Mary Webb

(b. 1823)

« return to database list
A portrait of Mary Webb

At a Glance

Mary Webb was officially Mrs. Burwell's first student at the Burwell School [1].

Story

Mary Webb was the youngest daughter of Dr. Dr. James Webb and Annie Alves Huske of Hillsborough. She had early attended Miss Mary Burke's School on E. Queen Street, and in 1835 was attending the elegant Maria L. Spears's classes in the Hillsborough Female Academy (Episcopal) on the E. Tryon Street. Some of her tuition receipts survive in the James Webb Papers:

"January 8th 1835 Miss Mary Webb Dr. to the Hillsboro' Female Seminary to one session's tuition in Literature $13.00 Rec'd payment Jan. 9th, 1835 Maria L. Spear"

"July 7th 1836 Miss Mary Webb, dr. to the Hillsboro' Female Seminary To Tuition in Literature $15.00 Rec'd of Dr. Webb Maria L. Spear"

"January 26th 1837 Miss M. Webb, dr. to the Hillsboro' Female Seminary To tuition in Literature $17.00 Rec'd of Dr. Webb Jan'y 30, 1837 Maria L. Spear"

Dr. Webb (Dr. James Webb), however, was a Presbyterian and encouraged Mrs. Burwell to open a new school in Hillsborough. Indeed, as a leading Presbyterian he largely overwrote the construction of the Brick House, which housed the little school when Mrs. Burwell first opened it in August 1837. Mary Webb, then aged fourteen and a half, was officially her first student. Tradition says Mrs. Burwell had two other  "outside"  students, little Sarah Jane Kollock , aged eleven, and Annabella Giles Norwood , aged six. There was, of course, her own small daughter, Mary Susan Burwell , also aged six. Thus, Mrs. Burwell had to devise three separate courses of study.

Mary Webb remained three years (1837-1841) at the Burwell School. The Webb Papers provide additional tuition receipts, but none for the first session when the Burwells were perhaps repaying Dr. Dr. James Webb for the Brick House:

"Dr. Webb to M. A. Burwell Dr Jan. 15, 1838 To one session Tuition of Mary Webb $17.50 1 copy Blair's Rhetoric 2.75 1 Do Gallaudet Nat. Theology .75 Recd. payment $20.50"

"Dr. Webb to M.A. Burwell Dr. Aug. 5th 1839 To one Session Tuition $17.50 1 Lessons in Composition .62 1/2 1 Scholar's Companion .75 [Rec'd payment] $18.87"

Separate tuition receipts to M. Jean Odend'hal for tutoring Mary in French at $15.00 per session in 1838 and 1839 also exist, and it is possible that M. Jean Odend'hal was the French teacher for the first few sessions of the Burwell School.

Mary finished her course in 1841, and her daughter, Mary Alves Long, wrote this estimate of her mother's education in her book, High Time to Tell It [2]:

"Mother had received the best education of her day and spoke of her teachers, Mrs. Robert Burwell and Miss Burke, daughter of Governor Burke, with the greatest respect and admiration. Besides being grounded in grammar and other branches considered essential, she had learned to paint on rice paper, to sing, and play extremely well on the piano and the guitar both, by ear and by note....She had a beautiful voice that charmed all her listeners when she sang  "Kathleen Mavourneen,"   "A Wet Sheet and a Flowing Sea,"   "Believe Me, If All Those Endearing Young Charms,"  or  "I Dreamt That I Dwelt in Marble Halls...."

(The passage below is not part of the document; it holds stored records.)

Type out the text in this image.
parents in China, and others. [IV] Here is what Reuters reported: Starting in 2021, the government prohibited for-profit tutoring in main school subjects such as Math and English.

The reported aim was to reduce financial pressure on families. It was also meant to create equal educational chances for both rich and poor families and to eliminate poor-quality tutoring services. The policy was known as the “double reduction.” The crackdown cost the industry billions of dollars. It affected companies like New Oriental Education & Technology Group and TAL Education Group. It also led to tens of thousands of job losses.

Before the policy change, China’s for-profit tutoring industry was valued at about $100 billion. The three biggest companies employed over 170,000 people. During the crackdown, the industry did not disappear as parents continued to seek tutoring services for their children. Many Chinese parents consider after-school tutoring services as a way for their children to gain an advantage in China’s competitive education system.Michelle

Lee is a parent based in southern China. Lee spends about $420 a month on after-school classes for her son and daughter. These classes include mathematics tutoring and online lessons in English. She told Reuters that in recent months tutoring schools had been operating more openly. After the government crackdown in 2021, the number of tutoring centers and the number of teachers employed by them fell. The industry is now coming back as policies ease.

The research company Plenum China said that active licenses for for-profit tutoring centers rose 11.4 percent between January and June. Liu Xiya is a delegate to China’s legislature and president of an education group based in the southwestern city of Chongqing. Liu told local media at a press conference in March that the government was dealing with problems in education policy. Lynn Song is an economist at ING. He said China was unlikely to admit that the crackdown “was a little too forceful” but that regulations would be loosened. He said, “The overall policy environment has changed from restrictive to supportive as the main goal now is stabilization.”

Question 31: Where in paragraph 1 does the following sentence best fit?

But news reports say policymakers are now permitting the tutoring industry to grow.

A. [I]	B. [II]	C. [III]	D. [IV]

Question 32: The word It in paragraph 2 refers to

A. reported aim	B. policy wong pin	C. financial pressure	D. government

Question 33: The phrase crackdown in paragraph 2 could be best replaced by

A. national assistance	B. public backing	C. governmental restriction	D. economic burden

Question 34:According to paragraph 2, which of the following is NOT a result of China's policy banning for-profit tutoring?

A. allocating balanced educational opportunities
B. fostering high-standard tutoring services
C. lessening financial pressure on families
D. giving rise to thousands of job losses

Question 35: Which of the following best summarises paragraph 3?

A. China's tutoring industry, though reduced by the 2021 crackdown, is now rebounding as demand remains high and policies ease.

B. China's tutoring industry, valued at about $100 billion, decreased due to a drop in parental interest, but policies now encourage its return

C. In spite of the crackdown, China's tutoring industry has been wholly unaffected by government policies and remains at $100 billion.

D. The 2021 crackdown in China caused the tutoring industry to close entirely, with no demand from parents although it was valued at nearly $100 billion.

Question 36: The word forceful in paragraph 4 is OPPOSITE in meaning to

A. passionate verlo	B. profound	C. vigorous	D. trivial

"Grammar was her specialty. She was determined we should know grammar....Mother was as sensitive to bad grammar as she was to a false note in music."

Mary Alves Long emphasized her mother's competence in music and her happy youth:

"Mother had led a wonderful life in that old yellow house [on E. Queen St.]....Sometimes mother played the guitar, a beautiful instrument which her brothers had imported from Paris for her birthday gift. I used to marvel at its beauty and also at the contrast between the satinwood case with its narrow band of mother-of-pearl inlay and the plain pine of the sounding board.""

[1]

Biographical Data

Important Dates

Mary Webb was born on January 30, 1823, in Hillsborough, NC. She was buried in Minneapolis, MN.

Places of Residence

Schools Attended

Relatives

References

  1. Mary Claire Engstrom. The Book of Burwell Students: Lives of Educated Women in the Antebellum South. (Hillsborough: Hillsborough Historic Commission, 2007).
  2. Long, Mary Alves. High Time to Tell It. Durham, NC: Duke University Press, 1950.